De voorzieningenrechter:
  • schorst het primaire besluit tot vier weken na bekendmaking van de beslissingen op bezwaar;
  • verbiedt verweerder verzoekster over te dragen aan Tsjechië tot vier weken nadat verweerder op de bezwaren heeft beslist;
- veroordeelt verweerder in de proceskosten tot een bedrag van € 990,–, te betalen aan verzoekster.

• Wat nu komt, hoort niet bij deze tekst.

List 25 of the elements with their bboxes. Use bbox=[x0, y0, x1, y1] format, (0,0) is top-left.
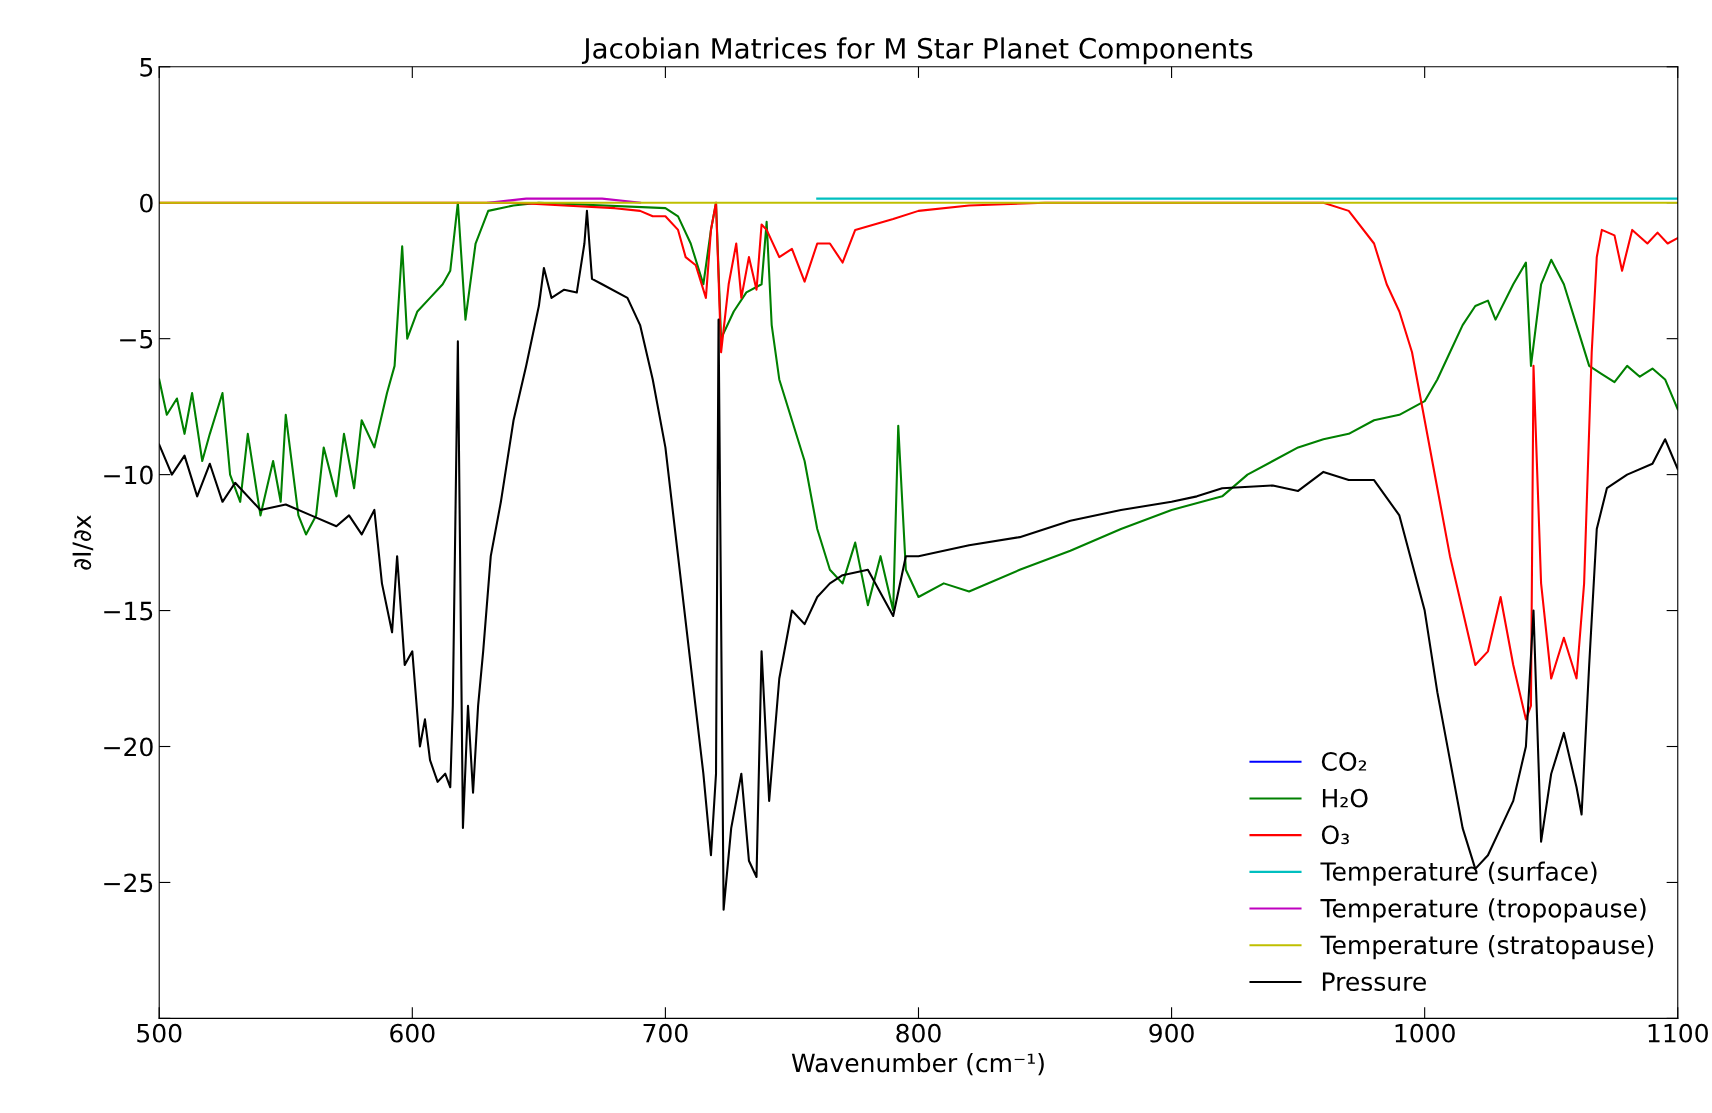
x-tick-label: 500 bbox=[137, 1023, 182, 1043]
x-tick-label: 800 bbox=[896, 1023, 941, 1043]
y-tick-label: −10 bbox=[104, 465, 153, 485]
x-tick-label: 1000 bbox=[1395, 1023, 1455, 1043]
legend-label: Temperature (stratopause) bbox=[1320, 935, 1654, 960]
line-series bbox=[159, 201, 1678, 612]
x-tick-label: 600 bbox=[390, 1023, 435, 1043]
x-tick-label: 900 bbox=[1149, 1023, 1194, 1043]
y-tick-label: −15 bbox=[104, 601, 153, 621]
x-tick-label: 1100 bbox=[1648, 1023, 1708, 1043]
x-axis-title: Wavenumber (cm⁻¹) bbox=[791, 1053, 1044, 1076]
y-axis-title: ∂I/∂x bbox=[72, 515, 94, 570]
chart-title: Jacobian Matrices for M Star Planet Components bbox=[581, 37, 1253, 65]
legend-label: O₃ bbox=[1321, 825, 1349, 845]
legend-label: CO₂ bbox=[1321, 751, 1367, 771]
legend-label: Temperature (tropopause) bbox=[1320, 898, 1646, 923]
legend-label: Pressure bbox=[1322, 972, 1426, 992]
y-tick-label: −20 bbox=[104, 737, 153, 757]
y-tick-label: −5 bbox=[120, 329, 153, 349]
y-tick-label: 5 bbox=[140, 58, 153, 77]
x-tick-label: 700 bbox=[643, 1023, 688, 1043]
legend-label: H₂O bbox=[1322, 788, 1368, 808]
legend-label: Temperature (surface) bbox=[1320, 861, 1597, 886]
y-tick-label: 0 bbox=[140, 193, 153, 213]
y-tick-label: −25 bbox=[104, 873, 153, 893]
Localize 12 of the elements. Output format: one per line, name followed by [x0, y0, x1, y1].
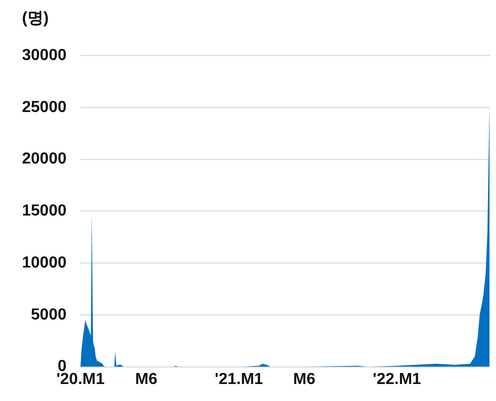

Deze uitspraak is gedaan door mr. M.H. Dworakowski - Kelders, voorzieningenrechter, in aanwezigheid van B.C.T. Rabou-Coort LLB, griffier. De beslissing is in het openbaar uitgesproken op 10 oktober 2017.
griffier voorzieningenrechter
Afschrift verzonden aan partijen op:

Rechtsmiddel

Tegen deze uitspraak staat geen rechtsmiddel open.